Если это и есть то, о чем тайком шепчутся девушки, ради чего нарушают законы, то теперь я их понимаю.
Лампа почти догорела, но даже в этих сумрачных отсветах, я видела лицо Линара, и мне казалось, что оно меняется, будто уходит, стирается маска, которую обязан носить правитель, чтобы никто и никогда не видел его внутренней боли. И я не выдержала, приподнялась и сама потянулась за поцелуем, чтобы успокоить свою пылающую необъяснимой жаждой душу. Но он не дал мне взять все в свои руки – воин, что еще можно сказать? Вновь опустил меня на ложе, придавливая своим весом так, чтобы я не могла отказаться, передумать, и ночь шла лишь по его правилам.
– Бояться нечего, – тихо шепнул он, когда я вздрогнула, почувствовав, что сейчас – вот-вот – случится то, что навсегда закроет для меня чертоги невинности.
Я пылала, горела степным жаром, но Линар лишь еще больше распалял этот пожар, стихию, что грозила уничтожить нас обоих.
И когда он вошел в меня, боль на мгновение затмила все. Мысли о блаженстве мигом исчезли, превращая меня в зверька, что ненароком попался в силки. Я схватила его за плечи, пытаясь остановить, глазами, полными слез, уставилась на него, будто умоляя – пощади!
– Нужно было сказать, – произнес он с укором.
– Зачем? – шепнула в ответ.
– Чтобы все было иначе.
Линар медленно покинул мое лоно, стараясь не причинять боли, но я чувствовала его, и его движение казалось мне бесконечным, наполненным приятной болью. Словно время перестало идти вперед, а мир сузился до ощущения наших тел.
Боль пройдет, перестанет волновать. Я это знала, слышала и не боялась ни капли. Но вот мужчина, кажется, боялся, что мой испуг испортит эту ночь. Потому что Линар, не отрывая от меня взгляда, который горел в полумраке, словно самая яркая звезда на ночном небосклоне, вновь начал погружаться в меня, но на этот раз медленно, осторожно.
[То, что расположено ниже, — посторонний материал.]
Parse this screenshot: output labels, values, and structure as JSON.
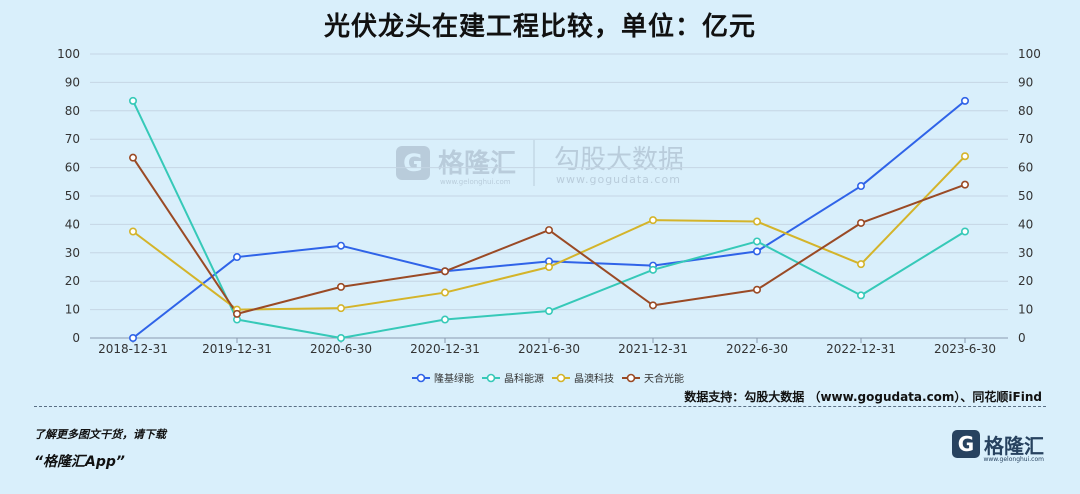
{
  "title": "光伏龙头在建工程比较，单位：亿元",
  "source": "数据支持：勾股大数据 （www.gogudata.com）、同花顺iFind",
  "watermark": {
    "brand": "格隆汇",
    "brand_url": "www.gelonghui.com",
    "partner": "勾股大数据",
    "partner_url": "www.gogudata.com"
  },
  "footer": {
    "line1": "了解更多图文干货，请下载",
    "line2": "“格隆汇App”",
    "logo_text": "格隆汇",
    "logo_url": "www.gelonghui.com",
    "logo_letter": "G"
  },
  "chart_data": {
    "type": "line",
    "categories": [
      "2018-12-31",
      "2019-12-31",
      "2020-6-30",
      "2020-12-31",
      "2021-6-30",
      "2021-12-31",
      "2022-6-30",
      "2022-12-31",
      "2023-6-30"
    ],
    "ylim": [
      0,
      100
    ],
    "yticks": [
      0,
      10,
      20,
      30,
      40,
      50,
      60,
      70,
      80,
      90,
      100
    ],
    "y2lim": [
      0,
      100
    ],
    "grid": true,
    "legend_position": "bottom-center",
    "series": [
      {
        "name": "隆基绿能",
        "color": "#2f63e8",
        "values": [
          0,
          28.5,
          32.5,
          23.5,
          27,
          25.5,
          30.5,
          53.5,
          83.5
        ]
      },
      {
        "name": "晶科能源",
        "color": "#36c9b8",
        "values": [
          83.5,
          6.5,
          0,
          6.5,
          9.5,
          24,
          34,
          15,
          37.5
        ]
      },
      {
        "name": "晶澳科技",
        "color": "#d4b42a",
        "values": [
          37.5,
          10,
          10.5,
          16,
          25,
          41.5,
          41,
          26,
          64
        ]
      },
      {
        "name": "天合光能",
        "color": "#9a4a25",
        "values": [
          63.5,
          8.5,
          18,
          23.5,
          38,
          11.5,
          17,
          40.5,
          54
        ]
      }
    ]
  }
}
И боль отступила. Ее место заняло совсем другое чувство. Еще не блаженство, но уже удовольствие. Пока еще крохотное, но оно разрасталось, пока я не застонала, не в силах больше сдерживаться. И тогда Линар начал двигаться быстрее, утверждая свое мужское право и власть. А я не собиралась спорить с ним, только до крови впивалась ногтями в его плечи, царапала спину, кусала губы, стараясь удержать рвущиеся наружу крики.
Порыв ветра распахнул окно, и в комнату ворвалась ночная прохлада, остужая наши тела. Но если бы этот пожар горел только на коже!
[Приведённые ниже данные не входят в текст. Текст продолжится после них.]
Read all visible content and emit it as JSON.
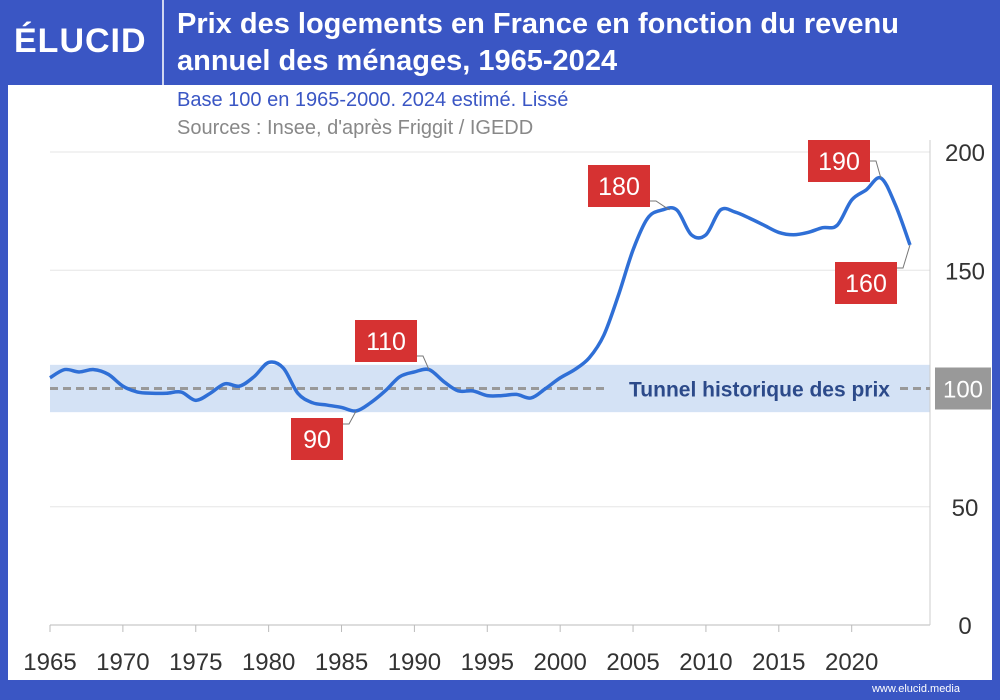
{
  "header": {
    "logo": "ÉLUCID",
    "title": "Prix des logements en France en fonction du revenu annuel des ménages, 1965-2024"
  },
  "subtitle": "Base 100 en 1965-2000. 2024 estimé. Lissé",
  "sources": "Sources : Insee, d'après Friggit / IGEDD",
  "footer": "www.elucid.media",
  "colors": {
    "frame": "#3a56c4",
    "line": "#2f6fd6",
    "band": "#d4e2f5",
    "label_box": "#d63232",
    "reference": "#999999"
  },
  "chart_data": {
    "type": "line",
    "xlim": [
      1965,
      2024
    ],
    "ylim": [
      0,
      200
    ],
    "x_ticks": [
      "1965",
      "1970",
      "1975",
      "1980",
      "1985",
      "1990",
      "1995",
      "2000",
      "2005",
      "2010",
      "2015",
      "2020"
    ],
    "y_ticks": [
      "0",
      "50",
      "100",
      "150",
      "200"
    ],
    "y_axis_side": "right",
    "grid": true,
    "band": {
      "from": 90,
      "to": 110,
      "label": "Tunnel historique des prix"
    },
    "reference_line": {
      "value": 100,
      "label": "100"
    },
    "x": [
      1965,
      1966,
      1967,
      1968,
      1969,
      1970,
      1971,
      1972,
      1973,
      1974,
      1975,
      1976,
      1977,
      1978,
      1979,
      1980,
      1981,
      1982,
      1983,
      1984,
      1985,
      1986,
      1987,
      1988,
      1989,
      1990,
      1991,
      1992,
      1993,
      1994,
      1995,
      1996,
      1997,
      1998,
      1999,
      2000,
      2001,
      2002,
      2003,
      2004,
      2005,
      2006,
      2007,
      2008,
      2009,
      2010,
      2011,
      2012,
      2013,
      2014,
      2015,
      2016,
      2017,
      2018,
      2019,
      2020,
      2021,
      2022,
      2023,
      2024
    ],
    "values": [
      104.5,
      108,
      107,
      108,
      106,
      101,
      98.5,
      98,
      98,
      98.5,
      95,
      98,
      102,
      101,
      105,
      111,
      108.7,
      98,
      94,
      93,
      92,
      90.5,
      94,
      99,
      105,
      107,
      108,
      103,
      99,
      99,
      97,
      97,
      97.5,
      96,
      100,
      104.5,
      108,
      113,
      122.6,
      139.5,
      158.6,
      172,
      175.5,
      175.5,
      165,
      165,
      175.5,
      174.6,
      172,
      169,
      166,
      165,
      166,
      168,
      169,
      179.7,
      184,
      189,
      177.6,
      160.7
    ],
    "annotations": [
      {
        "text": "90",
        "x": 1986,
        "y": 90
      },
      {
        "text": "110",
        "x": 1991,
        "y": 110
      },
      {
        "text": "180",
        "x": 2007.5,
        "y": 180
      },
      {
        "text": "190",
        "x": 2022,
        "y": 190
      },
      {
        "text": "160",
        "x": 2024,
        "y": 160
      }
    ]
  }
}
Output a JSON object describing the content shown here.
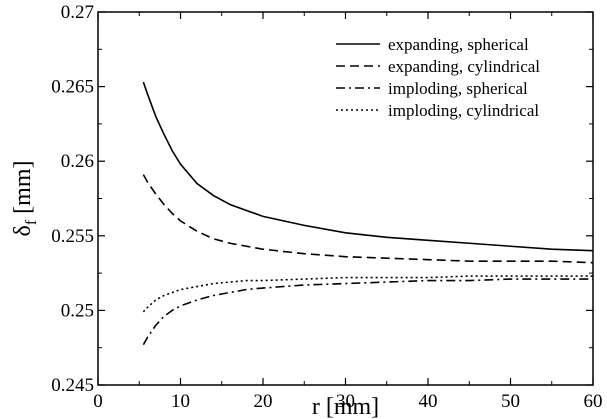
{
  "chart_data": {
    "type": "line",
    "title": "",
    "xlabel": "r [mm]",
    "ylabel_main": "δ",
    "ylabel_sub": "f",
    "ylabel_unit": " [mm]",
    "xlim": [
      0,
      60
    ],
    "ylim": [
      0.245,
      0.27
    ],
    "xticks": [
      0,
      10,
      20,
      30,
      40,
      50,
      60
    ],
    "xtick_labels": [
      "0",
      "10",
      "20",
      "30",
      "40",
      "50",
      "60"
    ],
    "yticks": [
      0.245,
      0.25,
      0.255,
      0.26,
      0.265,
      0.27
    ],
    "ytick_labels": [
      "0.245",
      "0.25",
      "0.255",
      "0.26",
      "0.265",
      "0.27"
    ],
    "grid": false,
    "legend_position": "top-right",
    "series": [
      {
        "name": "expanding, spherical",
        "dash": "solid",
        "color": "#000000",
        "x": [
          5.5,
          6,
          7,
          8,
          9,
          10,
          12,
          14,
          16,
          18,
          20,
          25,
          30,
          35,
          40,
          45,
          50,
          55,
          60
        ],
        "y": [
          0.2653,
          0.2645,
          0.263,
          0.2618,
          0.2607,
          0.2598,
          0.2585,
          0.2577,
          0.2571,
          0.2567,
          0.2563,
          0.2557,
          0.2552,
          0.2549,
          0.2547,
          0.2545,
          0.2543,
          0.2541,
          0.254
        ]
      },
      {
        "name": "expanding, cylindrical",
        "dash": "dashed",
        "color": "#000000",
        "x": [
          5.5,
          6,
          7,
          8,
          9,
          10,
          12,
          14,
          16,
          18,
          20,
          25,
          30,
          35,
          40,
          45,
          50,
          55,
          60
        ],
        "y": [
          0.2591,
          0.2586,
          0.2578,
          0.2571,
          0.2565,
          0.256,
          0.2553,
          0.2548,
          0.2545,
          0.2543,
          0.2541,
          0.2538,
          0.2536,
          0.2535,
          0.2534,
          0.2533,
          0.2533,
          0.2533,
          0.2532
        ]
      },
      {
        "name": "imploding, spherical",
        "dash": "dashdot",
        "color": "#000000",
        "x": [
          5.5,
          6,
          7,
          8,
          9,
          10,
          12,
          14,
          16,
          18,
          20,
          25,
          30,
          35,
          40,
          45,
          50,
          55,
          60
        ],
        "y": [
          0.2477,
          0.2482,
          0.249,
          0.2496,
          0.25,
          0.2503,
          0.2507,
          0.251,
          0.2512,
          0.2514,
          0.2515,
          0.2517,
          0.2518,
          0.2519,
          0.252,
          0.252,
          0.2521,
          0.2521,
          0.2521
        ]
      },
      {
        "name": "imploding, cylindrical",
        "dash": "dotted",
        "color": "#000000",
        "x": [
          5.5,
          6,
          7,
          8,
          9,
          10,
          12,
          14,
          16,
          18,
          20,
          25,
          30,
          35,
          40,
          45,
          50,
          55,
          60
        ],
        "y": [
          0.2499,
          0.2502,
          0.2507,
          0.251,
          0.2512,
          0.2514,
          0.2516,
          0.2518,
          0.2519,
          0.252,
          0.252,
          0.2521,
          0.2522,
          0.2522,
          0.2522,
          0.2523,
          0.2523,
          0.2523,
          0.2523
        ]
      }
    ]
  }
}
Я зажмурилась, ощущая как приближающееся, словно ураган, удовольствие, сносит все на своем пути. Закричала, потому что молчать не могла. Выгнулась дугой навстречу Линару, прижимаясь так тесно, как только могла. И ощутила его дрожь, его блаженство, то, что подарила ему. И я знала, что последует дальше, но все равно не была готова к обжигающе-горячему семени, что излилось в меня.
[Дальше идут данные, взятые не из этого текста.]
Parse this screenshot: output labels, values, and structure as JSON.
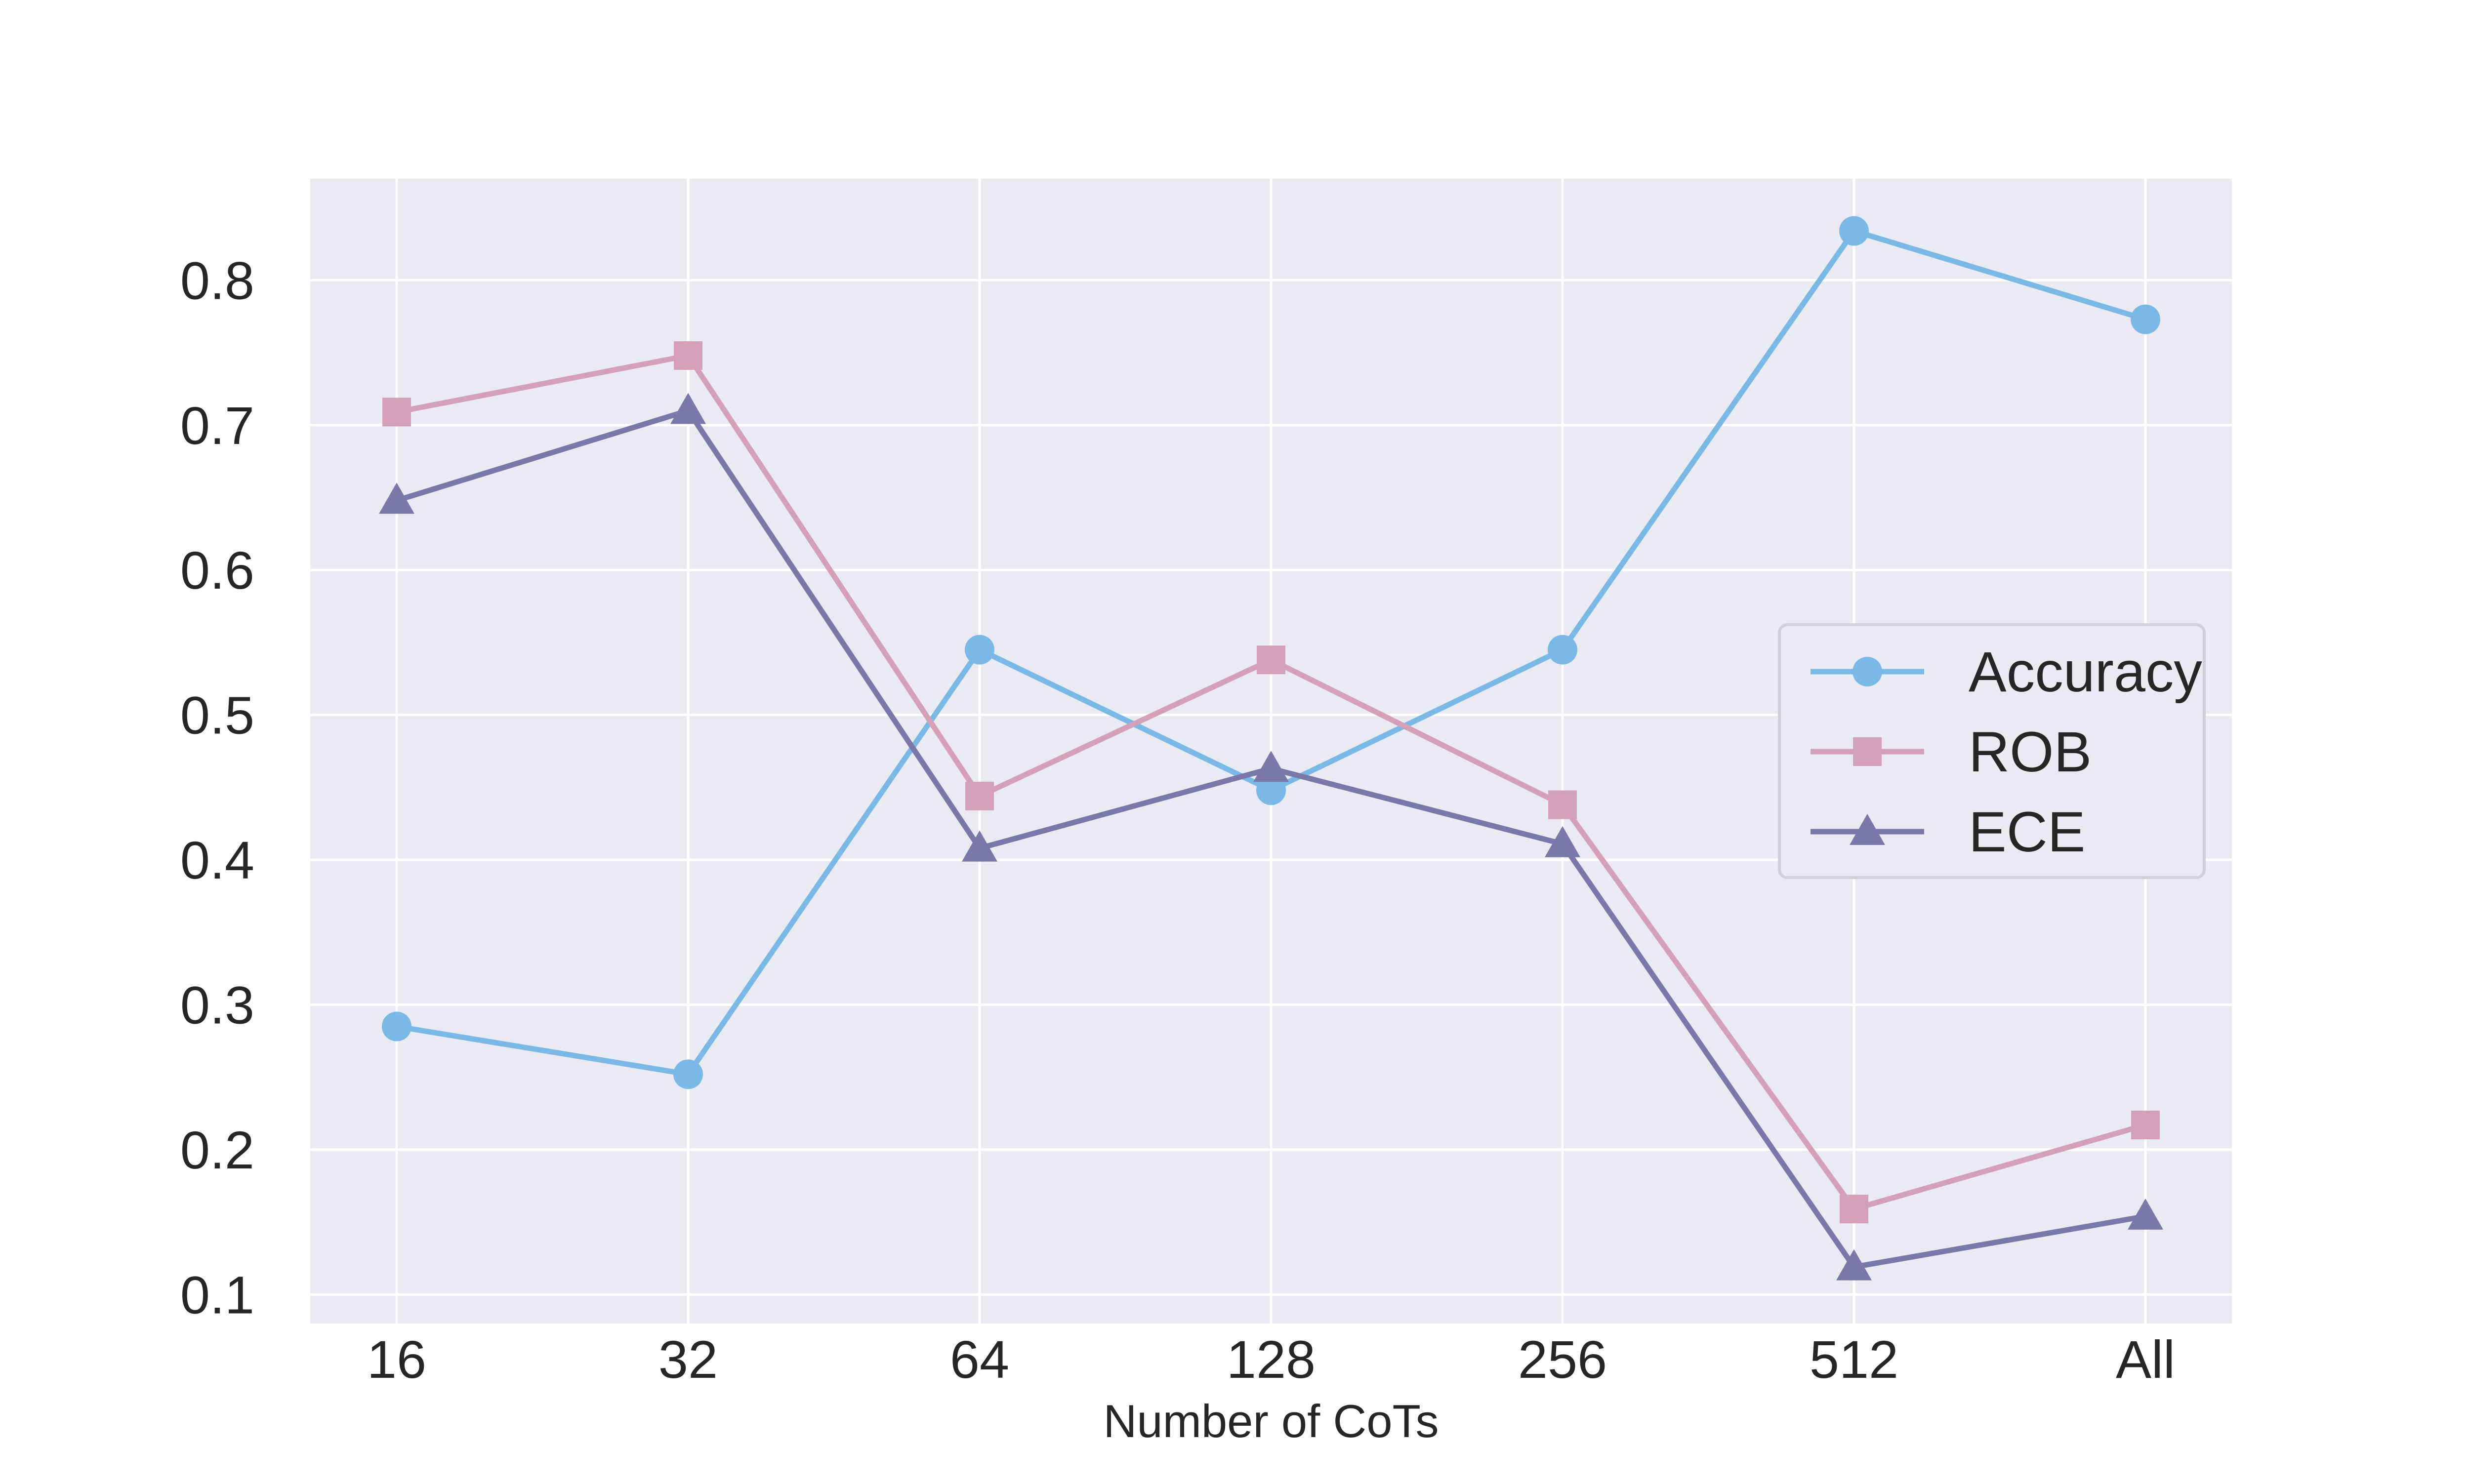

Линар застонал и уткнулся мне лбом в плечо, как и я, теряясь от того блаженства, что неожиданно свалилось на нас. И пусть это всего лишь раз, который завтра может стоить мне многого, но я никогда не буду об этом жалеть.
– Нужно поспать, – мой голос стал совершенно чужим.
Глаза сами закрывались, приятная усталость сделала тело тяжелым и неподъемным.
Новый порыв ветра, словно соглашаясь со мной, загасил еле тлеющий огонек лампы.
Линар приподнялся и устроился рядом со мной, обнимая одной рукой, будто защищая от опасности.
– Ты удивительная, женщина из степи Айхонара.
Я не стала ему отвечать. Все равно, то, что случилось между нами – мимолетно. Завтра он может и не вспомнить этого. Тот, кто пытался убить хаста, просчитался, но и я оказалась не лучше. Что ж, надеюсь, завтра степь будет спокойнее.